Назавтра, во время перерыва, на поле явился сам Бильбо, а с ним полицейские и человек двадцать новых рабочих.
Бильбо приказал всем собраться возле него. Полицейский вытащил из кармана бумагу и вызвал по фамилии человек двадцать рабочих.
— Вы члены Сарэкат-Райята? — грозно спросил он.
— Нет, нет! — послышались испуганные голоса.
— Что? Обманывать? — топнул ногой полицейский. — Сейчас же убирайтесь вон, пока я вас не арестовал!
Рабочие постарались исчезнуть, радуясь тому, что легко отделались. Вместо их поставили новых.
— Запомните, — пригрозил Бильбо, — так будет с каждым, кто входит в разные разбойничьи банды, особенно коммунистическую!
Двадцать человек ушли, проработав три недели, а заработок их, конечно, остался в кошельке господина Бильбо.
В числе этих двадцати был и Нонг, сын Па-Инго.
Через неделю обработка плантации была закончена. Рабочих распустили. Теперь оставалось ждать, пока тростник созреет, а потом убрать и свезти его на завод.
Кампонг ожил. Жители, работавшие на плантации, вернулись домой и словно забыли о недавней каторге, об избиениях и издевательствах надсмотрщиков. Как дети, радовались они празднику и тем небольшим деньгам, что заработали у Бильбо.
Только в хижине Па-Инго было грустно. В углу лежала больная жена, а лечить ее было не на что. Рис давно уже съели и теперь питались одними плодами. Новый урожай погибал на глазах. Надеялись на заработан Нонга, но и эта надежда не сбылась…
— Лучше бы ты не связывался со всем этим, — с упреком сказал сыну Па-Инго.
Нонг ничего не ответил, лишь виновато опустил голову. Он и сам не мог разобраться в своих чувствах. Конечно, обида и гнев к угнетателям все еще владели им, но трудное положение семьи и горе невольно наталкивали на мысль, что если бы он был в стороне от всего этого, такое несчастье не пришло бы в их дом…

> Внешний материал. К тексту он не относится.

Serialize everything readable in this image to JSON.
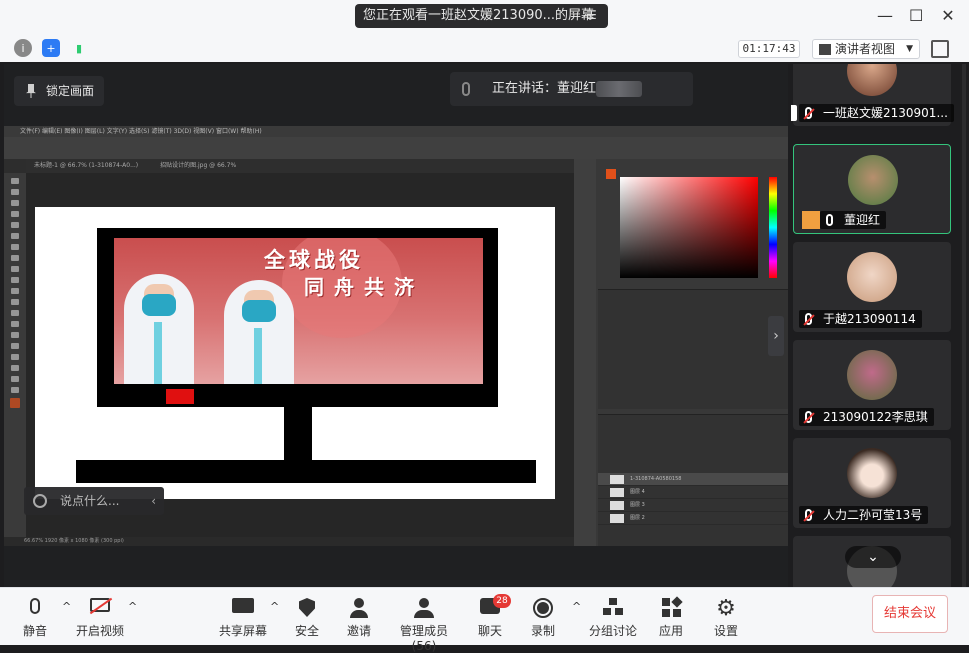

С двенадцати лет работал парень на предприятии Бильбо. Работал, разумеется, временно, сезонно: то несколько дней, то месяц в поле, потом, тоже случайно, на заводе. Там Нонг встречался с бывалыми рабочими и от них слышал, что надо бороться с чужеземцами за освобождение родины. Лучшие люди давно уже делают это, вот и нужно прежде всего объединиться. Словно новый мир открылся перед глазами Нонга, захватил его новыми идеями, и Нонг записался в Сарэкат-Райят.
Всего один раз успел он побывать на собрании членов партии. Собрались в горах. Присутствовало человек сто. С речью выступил приезжий мулла в белой чалме, с черной бородой и огненными глазами.
— Правоверные! — гремел его звучный голос. — До каких пор мы будем терпеть ярмо чужеземцев? До каких пор неверные будут властвовать над детьми пророка? Разве мы не можем жить и управляться сами, без чужеземцев, как было когда-то? Разве не имеем мы своей славной истории? Или у нас не было своего, независимого государства? Правоверные, готовьтесь к борьбе, просвещайте темный народ, вовлекайте людей в наши ряды, и тогда мы прогоним чужеземцев и заживем свободной жизнью!
Правоверные слушали эту речь и понимали лишь то, что нужно прогнать чужеземцев. Славной историей они не интересовались, а о пророке думали меньше всего.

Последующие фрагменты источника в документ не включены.